One of the most crucial aspects is the pension system. Until Estonia restored its independence, the country’s pension system was part of the Soviet system. Again, this faulty legacy counted for nothing in the new era. Estonia initiated pension reforms and in 1998, voluntary supplementary pensions were introduced; the first pillar was modernised in 1999/2000 and the mandatory pension pillar was launched in 2002. The reforms again benefitted the younger people more – they have more time to collect something in their old-age pot. For many of the elderly, it all came too late.
The fact is that today, more than a third (40.2%) of people aged 65 or over are at the risk of poverty in Estonia – the worst result in the European Union. What’s ever worrying – this number has dramatically increased from 24.4% in 2013.
The sustainability of Estonia’s pension system at risk
The Germany-based Bertelsmann Foundation, that recently conducted a pan-European social justice study, also looked into Estonia’s old-age poverty issue. “Old-age pension benefits are indexed, which guarantees slight annual increases based on social tax revenues and the cost of living. In 2016, this indexation resulted in an average pension-payment increase of 5.7%. Due to the low absolute level of benefits (€396 per month), elderly people still struggle to make ends meet,” the foundation said.
“Because wages and salaries grow faster than pensions, the poverty rate among the elderly has increased in 2015. Despite modest pension expenditures (roughly 5.5% of GDP), the sustainability of Estonia’s pension system is at risk. State pension-insurance expenditure persistently exceed social tax revenues, and according to the state budget strategy, the annual deficit will reach €474 million in 2017,” it added.
Another worry is that although various reports point out that the sustainability of Estonia’s pension system is at risk, there is very little public discussion about it in the country – as if brushing it under the carpet would eliminate the problem.
Looking after and valuing the elders – people who once looked after us – should come naturally.

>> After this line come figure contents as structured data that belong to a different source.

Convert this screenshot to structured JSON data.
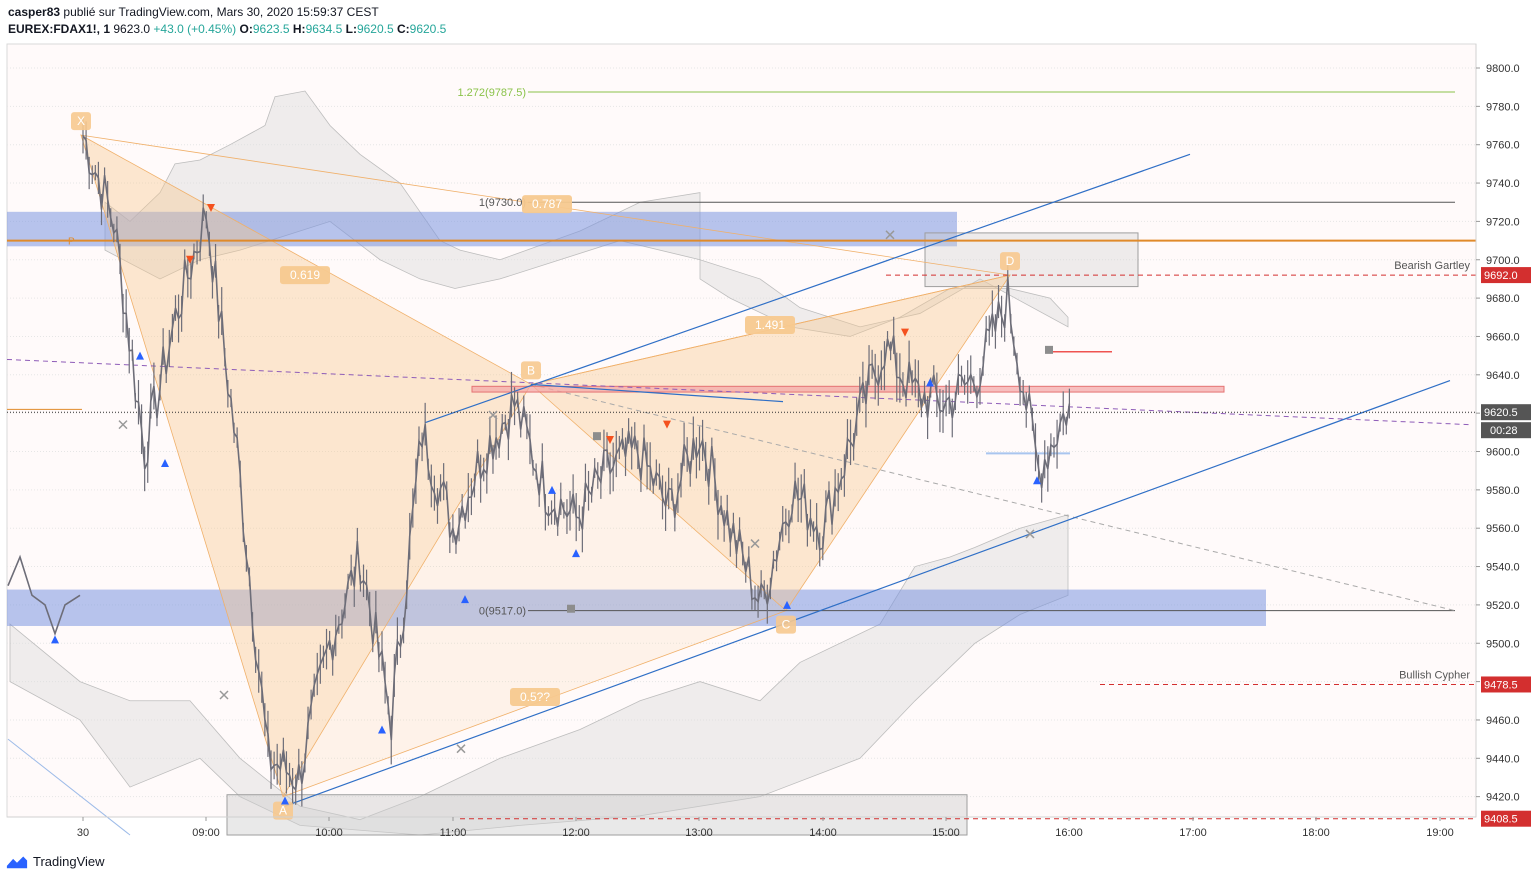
{
  "header": {
    "author": "casper83",
    "published": "publié sur TradingView.com, Mars 30, 2020 15:59:37 CEST",
    "symbol": "EUREX:FDAX1!, 1",
    "last": "9623.0",
    "change": "+43.0 (+0.45%)",
    "o_label": "O:",
    "o_value": "9623.5",
    "h_label": "H:",
    "h_value": "9634.5",
    "l_label": "L:",
    "l_value": "9620.5",
    "c_label": "C:",
    "c_value": "9620.5"
  },
  "footer": {
    "brand": "TradingView"
  },
  "colors": {
    "pattern_fill": "#f7c98f",
    "zone_blue": "#7b96e0",
    "trendline": "#2f6fc6",
    "candle": "#6d6d78",
    "fib_green": "#8bc34a",
    "orange_line": "#e08a2a",
    "red_level": "#d32f2f",
    "ichimoku_grey": "#dcdcdc"
  },
  "chart_data": {
    "type": "line",
    "ylim": [
      9400,
      9810
    ],
    "y_ticks": [
      "9800.0",
      "9780.0",
      "9760.0",
      "9740.0",
      "9720.0",
      "9700.0",
      "9680.0",
      "9660.0",
      "9640.0",
      "9620.0",
      "9600.0",
      "9580.0",
      "9560.0",
      "9540.0",
      "9520.0",
      "9500.0",
      "9480.0",
      "9460.0",
      "9440.0",
      "9420.0"
    ],
    "x_ticks": [
      "30",
      "09:00",
      "10:00",
      "11:00",
      "12:00",
      "13:00",
      "14:00",
      "15:00",
      "16:00",
      "17:00",
      "18:00",
      "19:00"
    ],
    "series": [
      {
        "x": [
          "08:00",
          "08:15",
          "08:30",
          "08:45",
          "09:00",
          "09:15",
          "09:30",
          "09:45",
          "10:00",
          "10:15",
          "10:30",
          "10:45",
          "11:00",
          "11:15",
          "11:30",
          "11:45",
          "12:00",
          "12:15",
          "12:30",
          "12:45",
          "13:00",
          "13:15",
          "13:30",
          "13:45",
          "14:00",
          "14:15",
          "14:30",
          "14:45",
          "15:00",
          "15:15",
          "15:30",
          "15:45",
          "16:00"
        ],
        "values": [
          9765,
          9720,
          9600,
          9670,
          9725,
          9600,
          9440,
          9430,
          9500,
          9545,
          9460,
          9610,
          9560,
          9600,
          9625,
          9580,
          9565,
          9590,
          9600,
          9570,
          9610,
          9560,
          9520,
          9580,
          9560,
          9610,
          9655,
          9630,
          9625,
          9640,
          9680,
          9590,
          9625
        ]
      }
    ],
    "price_labels": [
      {
        "value": 9692.0,
        "text": "9692.0"
      },
      {
        "value": 9620.5,
        "text": "9620.5"
      },
      {
        "value": 9478.5,
        "text": "9478.5"
      },
      {
        "value": 9408.5,
        "text": "9408.5"
      }
    ],
    "countdown": "00:28",
    "annotations": [
      {
        "text": "1.272(9787.5)"
      },
      {
        "text": "1(9730.0)"
      },
      {
        "text": "0(9517.0)"
      },
      {
        "text": "0.787"
      },
      {
        "text": "0.619"
      },
      {
        "text": "1.491"
      },
      {
        "text": "0.5??"
      },
      {
        "text": "Bearish Gartley"
      },
      {
        "text": "Bullish Cypher"
      }
    ],
    "pattern_points": [
      {
        "label": "X",
        "value": 9765
      },
      {
        "label": "A",
        "value": 9420
      },
      {
        "label": "B",
        "value": 9635
      },
      {
        "label": "C",
        "value": 9517
      },
      {
        "label": "D",
        "value": 9692
      }
    ],
    "grid": true
  }
}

It should be a matter of pride, not a nuisance. And we have to make sure they live with dignity – so let’s make sure that it is possible for everyone in Estonia.
The opinions in this article are those of the author. Cover: An elderly Estonian woman (the image is illustrative/photo by Jaanus Ree).
1 thought on “Estonia needs to address the poverty risk of its elderly”
wouldn’t it be wise for the EU to start an all-EU-country pension fund instead of each country having its own national pension scheme? just as it would be wise to have an all-EU-country health system so that (as it happens now) any EU citizen can get medical support in any EU country because each country contributes towards the supra-national scheme.